Caponata is the Sicilian version of France’s ratatouille but with primarily eggplant, olives, and capers. It is easy to prepare and versatile in its presentation. You can use it as a side dish to accompany any kind of meat OR fish, it can be a light meal in itself, or you can use it for a sandwich or to top a tartine (they make nice appetizers). You can even purée it into a sauce for pasta.

I have not made Caponata for a while for no reason in particular. It was one of those things I would make for gatherings if I was asked to bring a last minute side dish because it is a crowd pleaser and it travels well (meaning you can take it to the Hollywood Bowl for your concert or to the beach for a picnic).

chef morgan a table

The caponata leftovers came with us on the train to the Provence and we enjoyed it for lunch. It tastes even better the next day. 

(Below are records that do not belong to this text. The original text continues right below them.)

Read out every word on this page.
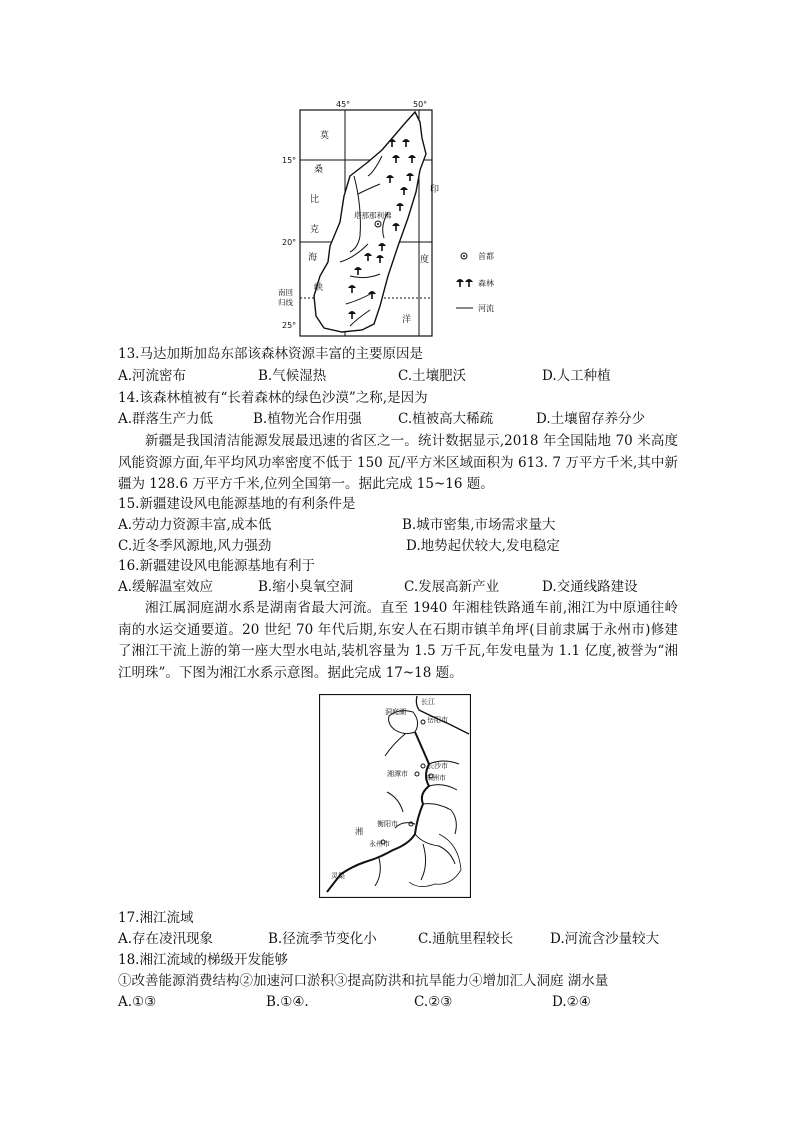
45°	50°
15°
20°
25°
南回
归线
塔那那利佛
莫
桑
比
克
海
峡
印
度
洋
首都
森林
河流
13.马达加斯加岛东部该森林资源丰富的主要原因是
A.河流密布	B.气候湿热	C.土壤肥沃	D.人工种植
14.该森林植被有“长着森林的绿色沙漠”之称,是因为
A.群落生产力低	B.植物光合作用强	C.植被高大稀疏	D.土壤留存养分少
新疆是我国清洁能源发展最迅速的省区之一。统计数据显示,2018 年全国陆地 70 米高度风能资源方面,年平均风功率密度不低于 150 瓦/平方米区域面积为 613. 7 万平方千米,其中新疆为 128.6 万平方千米,位列全国第一。据此完成 15~16 题。
15.新疆建设风电能源基地的有利条件是
A.劳动力资源丰富,成本低	B.城市密集,市场需求量大
C.近冬季风源地,风力强劲	D.地势起伏较大,发电稳定
16.新疆建设风电能源基地有利于
A.缓解温室效应	B.缩小臭氧空洞	C.发展高新产业	D.交通线路建设
湘江属洞庭湖水系是湖南省最大河流。直至 1940 年湘桂铁路通车前,湘江为中原通往岭南的水运交通要道。20 世纪 70 年代后期,东安人在石期市镇羊角坪(目前隶属于永州市)修建了湘江干流上游的第一座大型水电站,装机容量为 1.5 万千瓦,年发电量为 1.1 亿度,被誉为“湘江明珠”。下图为湘江水系示意图。据此完成 17~18 题。
长江
洞庭湖
岳阳市
湘潭市
长沙市
株洲市
衡阳市
湘
永州市
灵渠
17.湘江流域
A.存在凌汛现象	B.径流季节变化小	C.通航里程较长	D.河流含沙量较大
18.湘江流域的梯级开发能够
①改善能源消费结构②加速河口淤积③提高防洪和抗旱能力④增加汇人洞庭 湖水量
A.①③	B.①④.	C.②③	D.②④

As I type this, watching the haystacks and grazing goats zing past my head, a French toddler in front of us is singing in English “Everything is Awesome … Everything is Cool.”  My girls look at me and smile. They recognize the song and my youngest joins in and mouths the words. I find the genuine enthusiasm for the simple lyrics endearing and correct. They are right. Everything is AWESOME, especially on vacation ! 

bon vacances

LM

chef morgan a table

summer caponata

Caponata is a Sicilian speciality similar to France’s Ratatouille.  It can be used as a side or a main course. Caponata can be a topping on bread for a tartine or on a toasted crouton (crostini) for a passed appetizer. It can also be tossed with pasta or puréed and used as a pasta sauce. For proper cooking and a nice appearance, dice the vegetables the same size.

 

 

serves 6 – 8 (as a side)

1 eggplant
1 zucchini
olive oil, as needed
gros sel de Guérande (or sea salt), as needed
freshly ground black pepper, as needed

1 red or orange bell pepper
2 ripe tomatoes
2 garlic cloves, minced
1 white onion, diced
1/4 cup chopped black cured olives
1 tablespoon capers, drained and rinsed
small fresh basil leaves, to taste
1 tablespoon fresh chopped Italian parsley
small fresh marjoram leaves, optional

summer caponata

 

  • Preheat Oven. Preheat oven to 375 degrees Fahrenheit (190 degrees Celsius).
  • Macerate Eggplant & Zucchini. Cut ends off of the eggplant and zucchini. Dice into 1/2- 3/4” cubes. Place in a bowl. Sprinkle and toss with salt. Set aside for 30 minutes.
  • Roast Eggplant & Zucchini. Drain the water from the eggplant and zucchini. Add olive oil and some salt and pepper. Toss to coat. Place in a baking dish and roast in the oven for about 35-45 minutes until soft but still holds its shape. Use a wooden spoon to occasionally stir the eggplant and zucchini while cooking so it does not stick to the dish.
  • Tomatoes. Bring a saucepan of water to a boil. Cut an “X” in the skin on the bottom of each tomato. Place tomatoes in the water for 1-2 minutes. Remove tomatoes from water with tongs or a slotted spoon. Place in an ice bath. Remove the tomato skins and discard. Quarter the tomatoes. Remove the membrane and the seeds. Discard Dice the tomato flesh. Set aside.
  • Roast Pepper. Place the pepper on a rack over a flame or on a grill. Char all sides of the skin. Remove from stove/grill. Place pepper in a bowl and cover with plastic wrap (the trapped steam will steam the skins off of the peppers). When cool enough to touch, remove skin. Discard. Core and remove membrane and seeds. Discard. Dice the pepper flesh. Add to the diced tomatoes. Set aside.
  • Cook Vegetables/Adjust Seasoning. Place a large pan over a medium flame. Once hot, add 2 tablespoons olive oil. When oil is hot, add garlic. When garlic is fragrant (this will not take long at all), add onions. Toss to coat in the oil. Cook onions for about 5-6 minutes, once onions are soft, add the tomatoes and pepper. Cook until the water has been cooked out of the peppers (about 7 minutes).  Add olives, capers, eggplant and zucchini to the pan. Cook for another 5-7 minutes until the flavors come together.Remove from the stove. Add fresh herbs and stir to incorporate. Adjust seasoning with salt and pepper.
  • Serve. Caponata can be served warm or at room temperature.